I hope you can help me clear my understanding about these things. Thanks!


----------



## nodima (Oct 3, 2002)

I've set up canisters with very different hose lengths without issue. I'm not sure it matters much which one is longer. Longer hoses can make it more difficult to get the filter primed, as they tend to sag here and there which can trap air pockets.

Ideally the hoses should be the shortest length that will connect to the filter and attach to the tank where you need them to. However, there are many circumstances where longer hoses are required, mainly to separate intake and outlets.


----------



## zimmy (Aug 13, 2010)

I don't think it matters if the length is not identical. I have five canisters running and none of them have the intake and outtake hoses the exact same length. You want to cut them so they're reasonably straight from the canister to the tank with no kinks. They will end up being a slightly different length.


----------



## bbbbbb (Nov 25, 2015)

Thanks. That cleared up my mind.
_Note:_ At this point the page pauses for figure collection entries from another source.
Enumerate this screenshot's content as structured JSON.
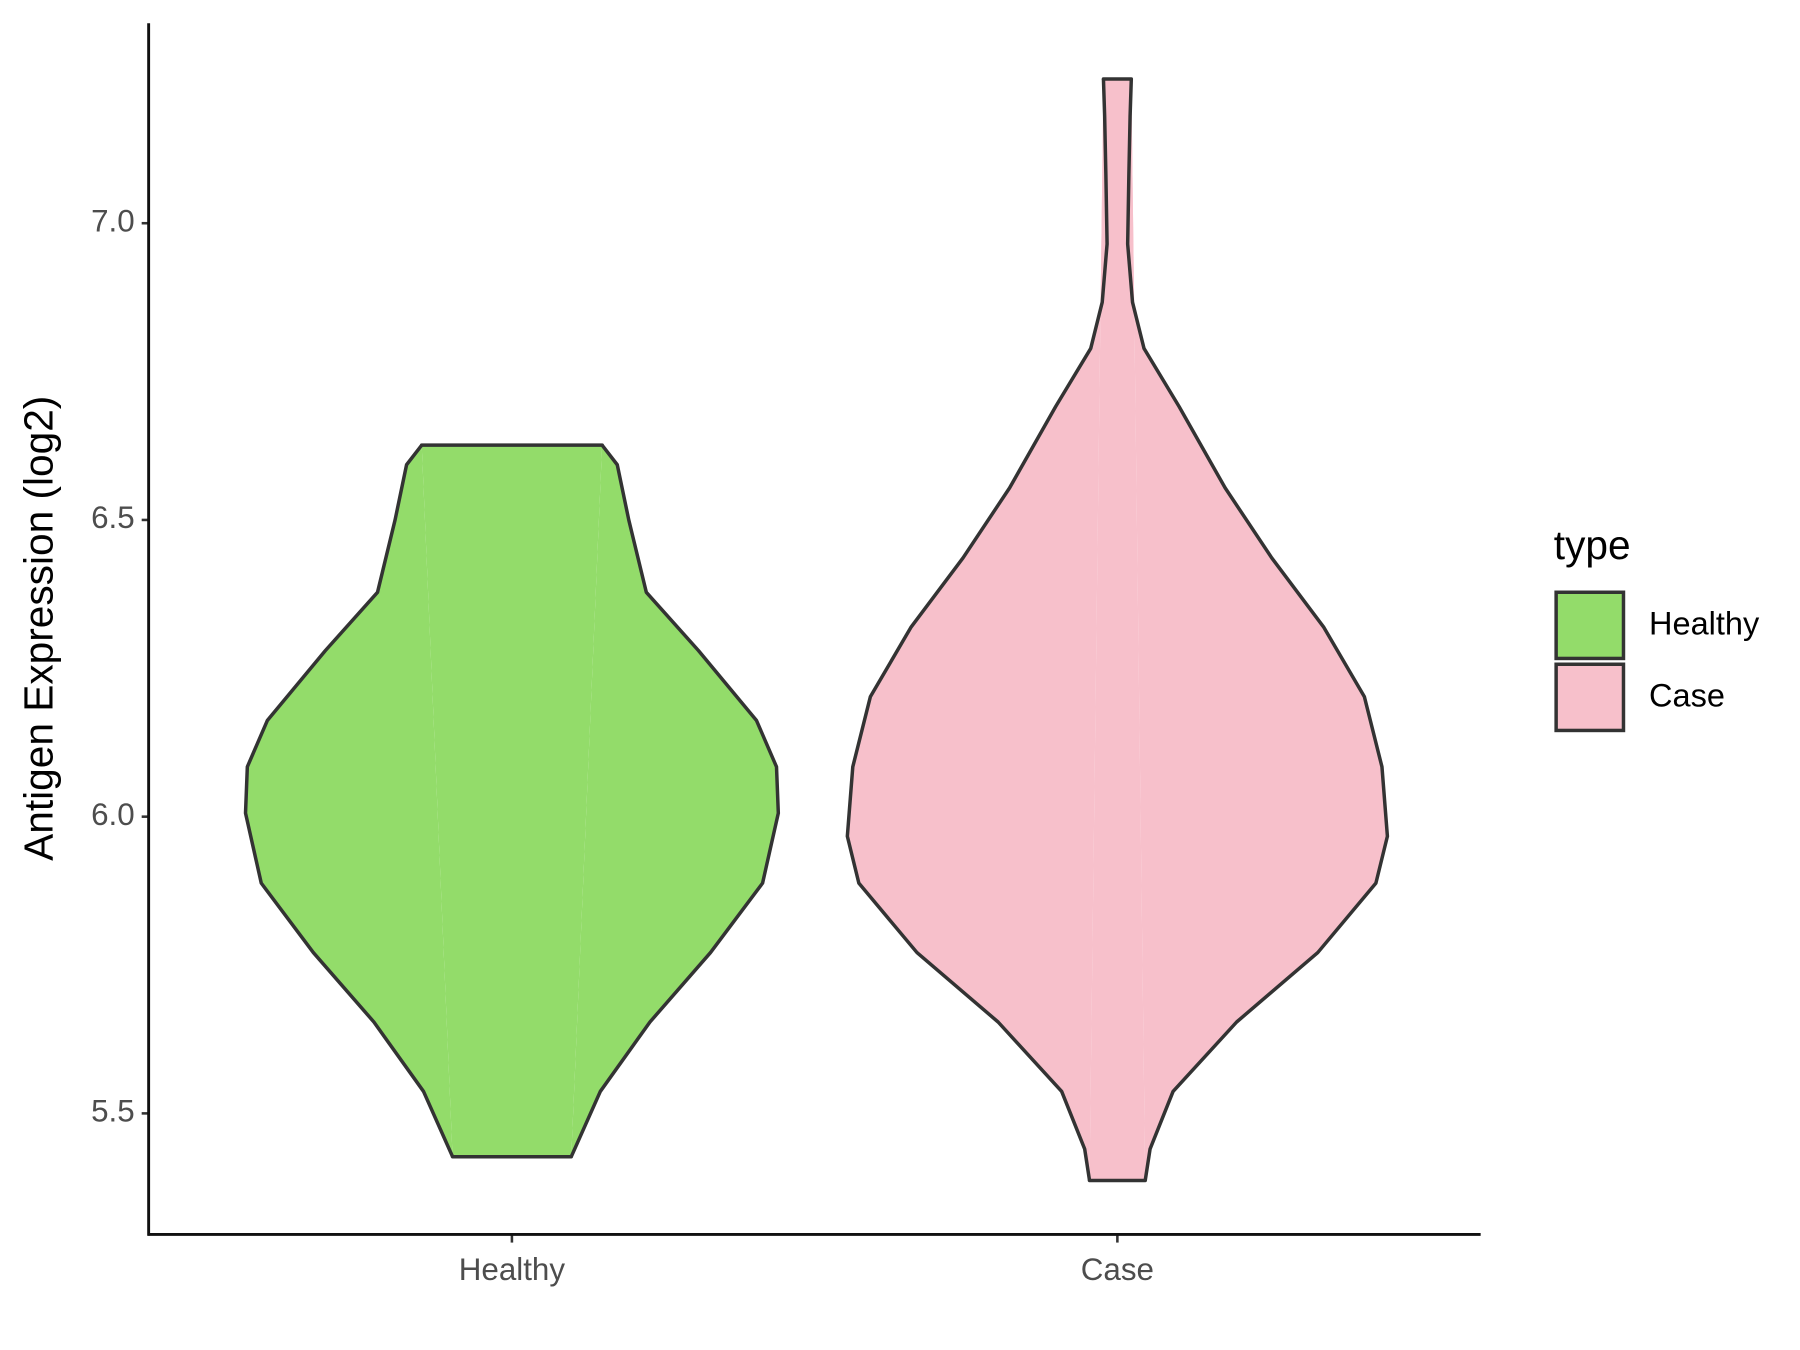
{
  "chart_data": {
    "type": "violin",
    "y_label": "Antigen Expression (log2)",
    "categories": [
      "Healthy",
      "Case"
    ],
    "legend_title": "type",
    "legend_position": "right",
    "ylim": [
      5.296,
      7.337
    ],
    "yticks": [
      {
        "value": 5.5,
        "label": "5.5"
      },
      {
        "value": 6.0,
        "label": "6.0"
      },
      {
        "value": 6.5,
        "label": "6.5"
      },
      {
        "value": 7.0,
        "label": "7.0"
      }
    ],
    "grid": false,
    "series": [
      {
        "name": "Healthy",
        "color": "#93dc6a",
        "y": [
          5.427,
          5.537,
          5.654,
          5.771,
          5.888,
          6.006,
          6.084,
          6.162,
          6.28,
          6.378,
          6.5,
          6.593,
          6.626
        ],
        "widths": [
          0.098,
          0.146,
          0.228,
          0.328,
          0.414,
          0.44,
          0.437,
          0.404,
          0.308,
          0.222,
          0.193,
          0.174,
          0.149
        ]
      },
      {
        "name": "Case",
        "color": "#f7c0cb",
        "y": [
          5.387,
          5.44,
          5.537,
          5.654,
          5.771,
          5.888,
          5.967,
          6.084,
          6.202,
          6.319,
          6.436,
          6.554,
          6.691,
          6.789,
          6.867,
          6.965,
          7.082,
          7.18,
          7.243
        ],
        "widths": [
          0.046,
          0.054,
          0.092,
          0.197,
          0.331,
          0.427,
          0.446,
          0.437,
          0.408,
          0.341,
          0.255,
          0.178,
          0.102,
          0.044,
          0.025,
          0.017,
          0.019,
          0.021,
          0.023
        ]
      }
    ]
  }
}
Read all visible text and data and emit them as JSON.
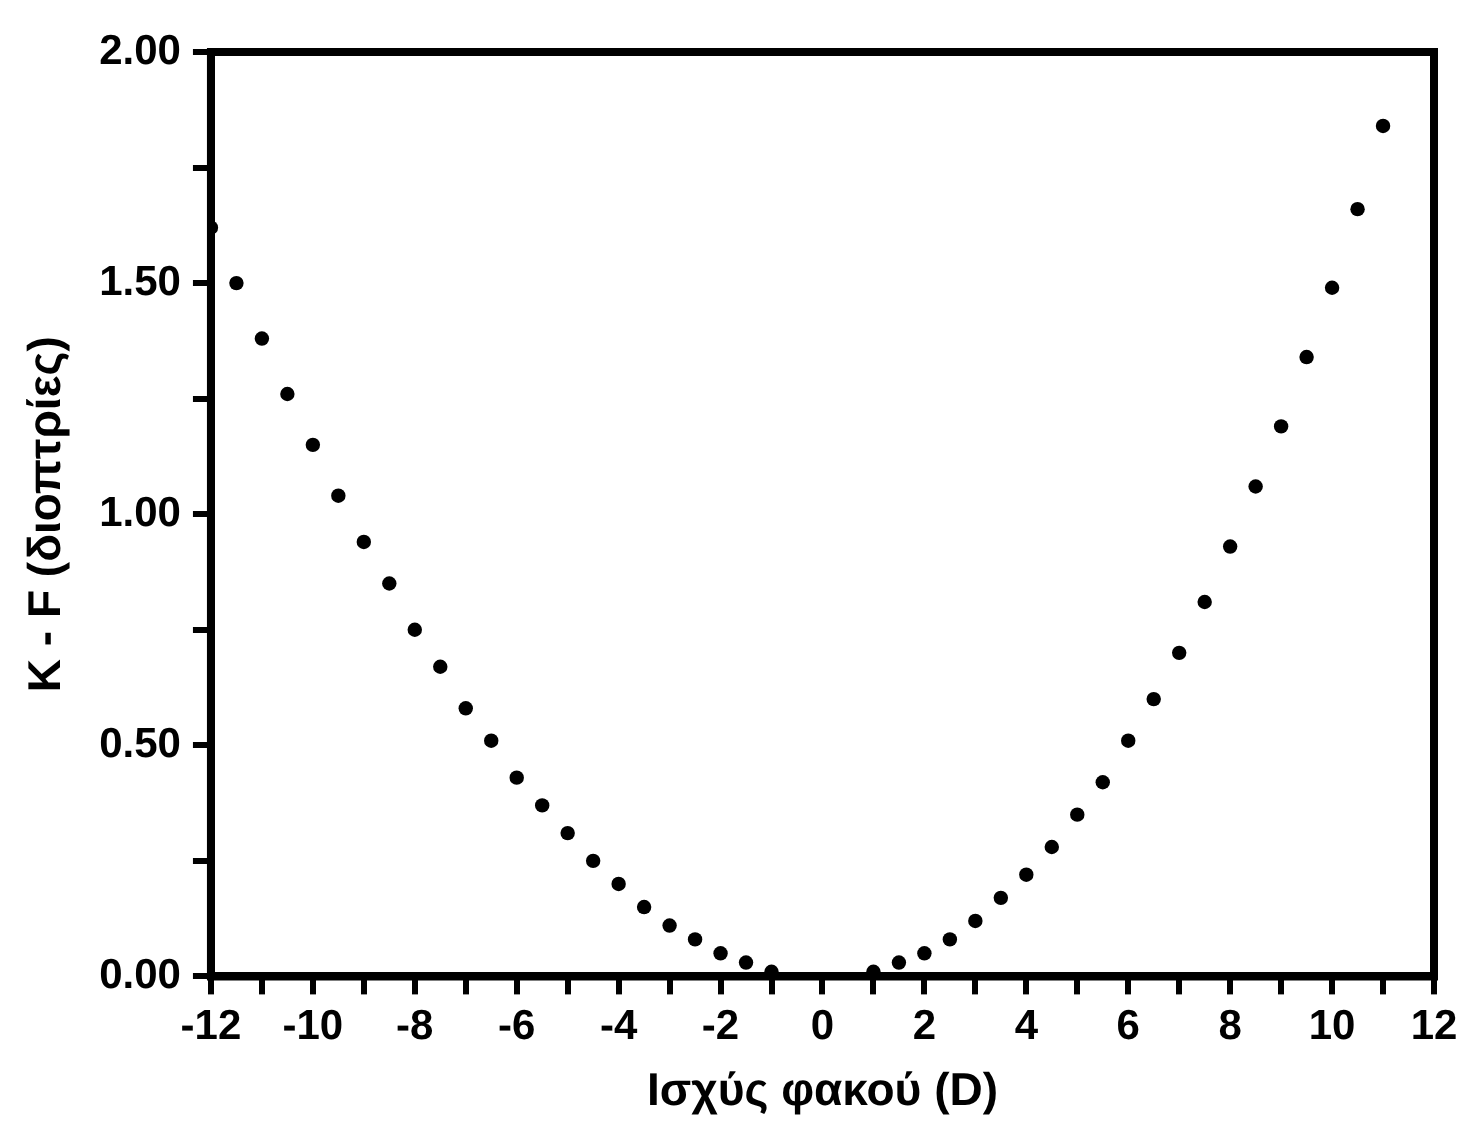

I will follow your suggestions.


----------



## wryan (Dec 6, 2015)

Thinking about the physics of it (ie. gravity, mass), I would think that the output hose (from the filter back to the tank) should be as short as possible - that way the pump has less back pressure to work against, less mass to fight against.

In practical terms, it may not make much difference ... unless the hose lengths are rather long.

Vertical placement of the filter (below the tank) would probably have more of an effect (lower placement = less efficient, in terms of pump flow)


----------